Иногда он рассказывал о своей жизни. Жизнь у него была очень долгая. Сколько ему было лет, я так и не узнал, но даже если половина того, о чем он рассказывал, правда — все эти путешествия в поисках тайных знаний, испытания, ужасы и магические поединки, — на это понадобилось бы не меньше двух обычных человеческих жизней. Волшебники могут лгать, как и обычные люди, — даже лучше, — но все приключения он как раз старался обходить стороной и постоянно возвращался к обычным человеческим горестям и поражениям.

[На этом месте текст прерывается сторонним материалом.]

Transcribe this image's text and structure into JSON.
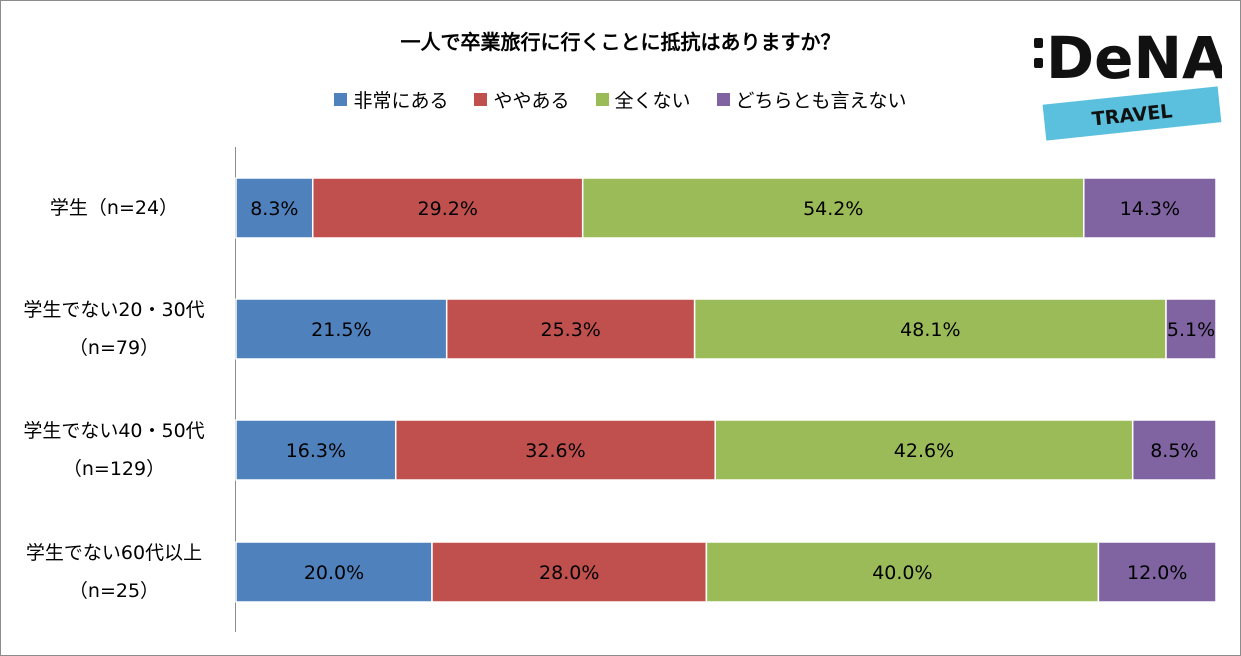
{
  "chart_data": {
    "type": "bar",
    "orientation": "horizontal",
    "stacked": true,
    "title": "一人で卒業旅行に行くことに抵抗はありますか？",
    "xlabel": "",
    "ylabel": "",
    "legend_position": "top",
    "grid": false,
    "categories": [
      {
        "line1": "学生（n=24）",
        "line2": ""
      },
      {
        "line1": "学生でない20・30代",
        "line2": "（n=79）"
      },
      {
        "line1": "学生でない40・50代",
        "line2": "（n=129）"
      },
      {
        "line1": "学生でない60代以上",
        "line2": "（n=25）"
      }
    ],
    "series": [
      {
        "name": "非常にある",
        "color": "#4f81bd",
        "values": [
          8.3,
          21.5,
          16.3,
          20.0
        ],
        "labels": [
          "8.3%",
          "21.5%",
          "16.3%",
          "20.0%"
        ]
      },
      {
        "name": "ややある",
        "color": "#c0504d",
        "values": [
          29.2,
          25.3,
          32.6,
          28.0
        ],
        "labels": [
          "29.2%",
          "25.3%",
          "32.6%",
          "28.0%"
        ]
      },
      {
        "name": "全くない",
        "color": "#9bbb59",
        "values": [
          54.2,
          48.1,
          42.6,
          40.0
        ],
        "labels": [
          "54.2%",
          "48.1%",
          "42.6%",
          "40.0%"
        ]
      },
      {
        "name": "どちらとも言えない",
        "color": "#8064a2",
        "values": [
          14.3,
          5.1,
          8.5,
          12.0
        ],
        "labels": [
          "14.3%",
          "5.1%",
          "8.5%",
          "12.0%"
        ]
      }
    ]
  },
  "logo": {
    "name": "DeNA",
    "sub": "TRAVEL",
    "band_color": "#5bc0de",
    "text_color": "#111111"
  }
}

— Была одна женщина, — сказал он однажды. — Мы путешествовали вместе много-много лет. А потом она умерла.

Слез в его бледно-зеленых глазах я не заметил, но наверно насчет волшебников никогда не скажешь…

— Сочувствую, — сказал я. Он отвел взгляд в сторону, но тут снова обернулся и уставился на меня так пристально, что я даже ощутил что-то вроде толчка.

— Это почему? Думаешь, если ты чахнешь и томишься по Лукассе, это уже позволяет тебе осознать чужую утрату? Это нельзя сравнивать. Ты ничего не понимаешь.

И больше он в тот день со мной не разговаривал.

Но в другой раз, жалуясь на плохой хлеб, который печет Шадри, он вдруг совершенно неожиданно спросил меня:

— Тикат, а ты чего-нибудь боишься?

Спросил он это вроде бы беспечно, но голос у него шелестел, как солома на ветру.

— Скажи, чего ты боишься?

Над ответом я думал недолго — не дольше, чем надо, чтобы набрать воздуху в грудь.

— Ничего. Раньше… ну, до всего этого, — я боялся всего на свете, всего, что могло разлучить нас с Лукассой. А теперь случилось худшее, что могло случиться, и мне больше нечего бояться. — Я помолчал. Он начал улыбаться, когда я добавил: — На самом деле мне жаль, что я вообще ничего не боюсь. Наверно, это неправильно.

Он улыбнулся еще шире, обнажив увядшие десны и пеньки зубов. Я подумал, что никогда не позволил бы себе превратиться в такую развалину, если бы мог исправить дело щелчком пальцев. Он сказал — тихо, почти сонно:

— Да, это неправильно — и все же я тебе завидую. Понимаешь ли, то, чего ты боишься больше всего, всегда случается. Всегда. — Последнее слово рассекло воздух, точно хлыст. — Мы сами — волшебники или ткачи, все равно, — призываем то, чего боимся, хотя как это получается, я сказать не могу. Но вот ты сидишь рядом со мной, хотя худшее, чего ты боялся, случилось. И все же ты справился с этим и остался жив. Нет, Тикат, я тебе в самом деле завидую.

Я подумал, что он издевается.

— Я выжил, — ответил я. — Разве выжить — это то же самое, что остаться живым?

— Весьма тонкое различие для деревенского парня! — На этот раз в его голосе действительно звучала усмешка. — Насколько я помню, мне самому в разное время случалось бояться многого, очень многого. Но я, похоже, пережил все свои страхи, точно так же как любовь и ненависть. Но самое смешное, что за все эти годы я никогда не боялся смерти. Именно потому, что я тот, кто я есть, и знаю то, что знаю. А теперь вот боюсь. Как ты раньше боялся остаться без Лукассы, так я теперь боюсь умереть. Страшное унижение для волшебника.